Hepatic Drug Metabolism and Excretion

The liver metabolizes and excretes many drugs into the bile. The liver is also responsible for metabolism of a number of hormones, including thyroxine and the steroids estrogen, cortisol, and aldosterone.

Intrinsic hepatic clearance of a compound divided by the hepatic blood flow determines the extraction ratio. The extraction ratio indicates the efficiency with which various drugs are cleared. Efficiently extracted drugs include many opioids, β blockers (except atenolol), calcium channel blockers, and tricyclic antidepressants. Poorly extracted drugs include warfarin, aspirin, ethanol, and phenobarbital. Elimination of poorly extracted drugs is limited by intrinsic clearance and/or protein binding rather than hepatic blood flow, whereas elimination of highly extracted drugs is dependent on blood flow (see Chapter 4 ).

Anesthetic Pharmacology and the Liver

Volatile anesthetic agents decrease hepatic blood flow. Agents currently in use—isoflurane, sevoflurane, and desflurane—affect hepatic blood flow less than older agents. Despite reductions in hepatic blood flow, liver function testing fails to show alterations of hepatic function after administration of current inhaled anesthetics. Fewer data exist on the effects of inhaled anesthetics on patients with chronic liver disease. Central neuraxial blockade decreases hepatic blood flow proportionally to the decrease in systemic blood pressure. Hepatic blood flow can be restored by administration of vasopressors.

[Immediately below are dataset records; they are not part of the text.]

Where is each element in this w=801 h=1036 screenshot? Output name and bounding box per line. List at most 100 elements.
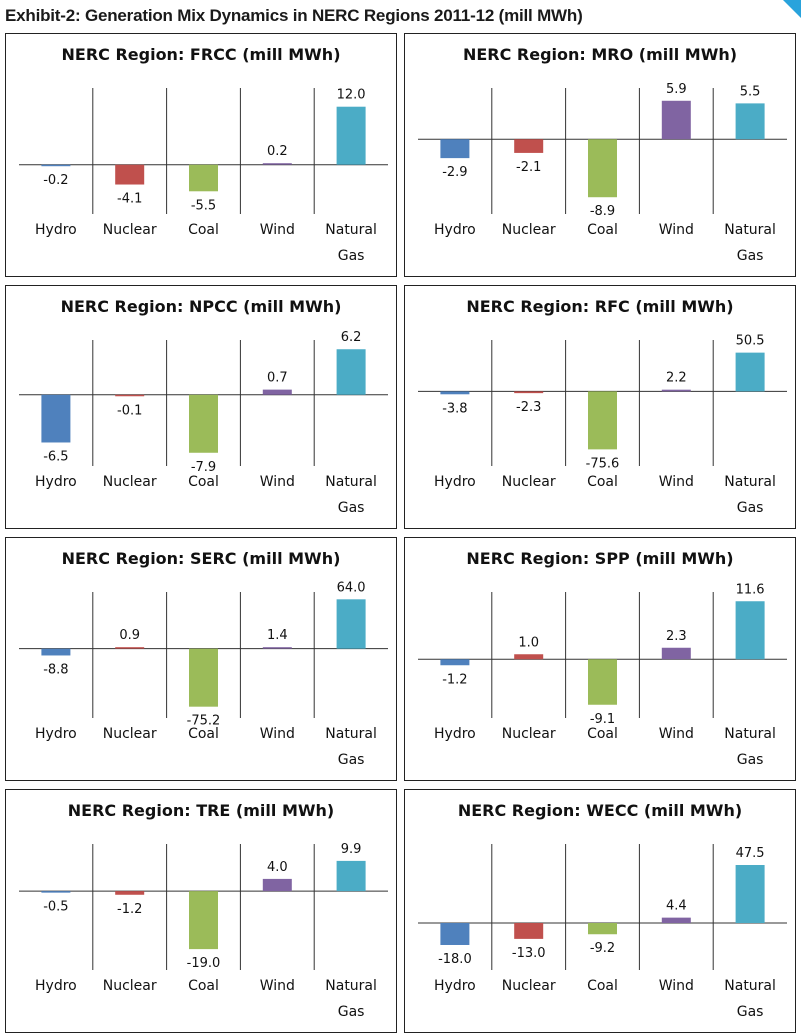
- bar-nuclear: [115, 394, 145, 397]
- data-label-nuclear: -1.2: [117, 902, 142, 917]
- data-label-coal: -9.1: [590, 712, 615, 727]
- bar-nuclear: [514, 391, 544, 394]
- bar-wind: [262, 163, 292, 165]
- bar-coal: [588, 659, 617, 705]
- data-label-wind: 0.2: [267, 144, 288, 159]
- chart-svg-tre: NERC Region: TRE (mill MWh) -0.5 Hydro -1.2…: [19, 801, 388, 1020]
- data-label-wind: 2.3: [666, 629, 687, 644]
- chart-svg-mro: NERC Region: MRO (mill MWh) -2.9 Hydro -2.1…: [418, 45, 787, 264]
- category-label-coal: Coal: [587, 978, 618, 994]
- bar-natural-gas: [735, 103, 765, 140]
- bar-hydro: [440, 659, 470, 666]
- bar-nuclear: [115, 647, 145, 649]
- bar-wind: [262, 647, 292, 649]
- category-label-hydro: Hydro: [434, 726, 476, 742]
- category-label-wind: Wind: [260, 726, 295, 742]
- corner-triangle-icon: [783, 0, 801, 18]
- bar-coal: [189, 164, 218, 192]
- category-label-nuclear: Nuclear: [103, 726, 157, 742]
- data-label-natural-gas: 6.2: [341, 330, 362, 345]
- data-label-natural-gas: 11.6: [736, 582, 765, 597]
- bar-coal: [588, 139, 617, 198]
- data-label-nuclear: -13.0: [512, 946, 546, 961]
- bar-coal: [189, 891, 218, 950]
- category-label-hydro: Hydro: [434, 978, 476, 994]
- data-label-nuclear: 0.9: [119, 628, 140, 643]
- category-label-nuclear: Nuclear: [502, 978, 556, 994]
- category-label-natural-gas: Natural: [325, 978, 377, 994]
- data-label-coal: -8.9: [590, 204, 615, 219]
- data-label-natural-gas: 5.5: [740, 84, 761, 99]
- bar-hydro: [440, 139, 470, 159]
- bar-natural-gas: [336, 106, 366, 165]
- bar-hydro: [440, 923, 470, 945]
- data-label-wind: 4.0: [267, 860, 288, 875]
- chart-panel-spp: NERC Region: SPP (mill MWh) -1.2 Hydro 1.0 N…: [404, 537, 796, 781]
- bar-nuclear: [115, 164, 145, 185]
- data-label-nuclear: -4.1: [117, 192, 142, 207]
- chart-panel-npcc: NERC Region: NPCC (mill MWh) -6.5 Hydro -0.…: [5, 285, 397, 529]
- chart-svg-npcc: NERC Region: NPCC (mill MWh) -6.5 Hydro -0.…: [19, 297, 388, 516]
- data-label-nuclear: -0.1: [117, 403, 142, 418]
- chart-panel-serc: NERC Region: SERC (mill MWh) -8.8 Hydro 0.9…: [5, 537, 397, 781]
- data-label-natural-gas: 64.0: [337, 580, 366, 595]
- data-label-wind: 1.4: [267, 628, 288, 643]
- category-label-natural-gas: Natural: [724, 474, 776, 490]
- bar-coal: [189, 648, 218, 707]
- bar-nuclear: [514, 139, 544, 153]
- bar-natural-gas: [735, 352, 765, 392]
- data-label-nuclear: 1.0: [518, 635, 539, 650]
- chart-panel-mro: NERC Region: MRO (mill MWh) -2.9 Hydro -2.1…: [404, 33, 796, 277]
- chart-title: NERC Region: FRCC (mill MWh): [62, 45, 341, 64]
- category-label-natural-gas: Gas: [737, 752, 764, 768]
- category-label-natural-gas: Gas: [338, 1004, 365, 1020]
- category-label-nuclear: Nuclear: [502, 222, 556, 238]
- data-label-natural-gas: 50.5: [736, 334, 765, 349]
- bar-natural-gas: [336, 349, 366, 395]
- category-label-wind: Wind: [260, 474, 295, 490]
- category-label-hydro: Hydro: [434, 222, 476, 238]
- bar-hydro: [41, 394, 71, 443]
- category-label-wind: Wind: [659, 222, 694, 238]
- data-label-hydro: -1.2: [442, 672, 467, 687]
- category-label-wind: Wind: [659, 978, 694, 994]
- chart-svg-frcc: NERC Region: FRCC (mill MWh) -0.2 Hydro -4.…: [19, 45, 388, 264]
- bar-wind: [262, 389, 292, 395]
- category-label-coal: Coal: [587, 222, 618, 238]
- data-label-hydro: -0.2: [43, 173, 68, 188]
- chart-title: NERC Region: SPP (mill MWh): [466, 549, 733, 568]
- bar-wind: [262, 878, 292, 892]
- data-label-nuclear: -2.1: [516, 160, 541, 175]
- bar-hydro: [440, 391, 470, 395]
- chart-svg-spp: NERC Region: SPP (mill MWh) -1.2 Hydro 1.0 N…: [418, 549, 787, 768]
- data-label-hydro: -3.8: [442, 401, 467, 416]
- chart-panel-tre: NERC Region: TRE (mill MWh) -0.5 Hydro -1.2…: [5, 789, 397, 1033]
- data-label-hydro: -6.5: [43, 449, 68, 464]
- chart-panel-frcc: NERC Region: FRCC (mill MWh) -0.2 Hydro -4.…: [5, 33, 397, 277]
- bar-hydro: [41, 648, 71, 656]
- data-label-hydro: -8.8: [43, 662, 68, 677]
- category-label-nuclear: Nuclear: [502, 474, 556, 490]
- chart-panel-wecc: NERC Region: WECC (mill MWh) -18.0 Hydro -1…: [404, 789, 796, 1033]
- data-label-natural-gas: 47.5: [736, 846, 765, 861]
- data-label-coal: -7.9: [191, 460, 216, 475]
- category-label-wind: Wind: [260, 978, 295, 994]
- bar-coal: [588, 391, 617, 450]
- category-label-nuclear: Nuclear: [103, 978, 157, 994]
- bar-wind: [661, 647, 691, 660]
- chart-title: NERC Region: MRO (mill MWh): [463, 45, 737, 64]
- bar-hydro: [41, 891, 71, 893]
- bar-wind: [661, 389, 691, 392]
- page-title: Exhibit-2: Generation Mix Dynamics in NE…: [5, 6, 583, 25]
- data-label-wind: 2.2: [666, 371, 687, 386]
- data-label-coal: -75.6: [586, 456, 620, 471]
- bar-nuclear: [514, 654, 544, 660]
- category-label-natural-gas: Gas: [737, 1004, 764, 1020]
- category-label-hydro: Hydro: [434, 474, 476, 490]
- data-label-hydro: -2.9: [442, 165, 467, 180]
- bar-hydro: [41, 164, 71, 167]
- bar-coal: [189, 394, 218, 453]
- category-label-hydro: Hydro: [35, 726, 77, 742]
- category-label-wind: Wind: [260, 222, 295, 238]
- category-label-coal: Coal: [188, 726, 219, 742]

Hepatic dysfunction affects the pharmacokinetics of intravenous anesthetics through alterations in protein binding (as the result of reduced plasma proteins), increases in the volume of distribution, and reductions in hepatic metabolism. The pharmacodynamic effects of opioids and sedatives can be enhanced in patients with end-stage liver failure who have encephalopathy. Although opioids have been used successfully to treat biliary colic, they can also produce spasm of the sphincter of Oddi. Glucagon, opioid antagonists, nitroglycerin, and atropine reverse this effect. Intermediate-duration neuromuscular blocking agents that undergo hepatic elimination have a prolonged duration of action in the presence of liver disease. Atracurium and cisatracurium are not dependent on hepatic elimination, so dosing alterations are not required in patients with hepatic disease (see Chapter 22 ).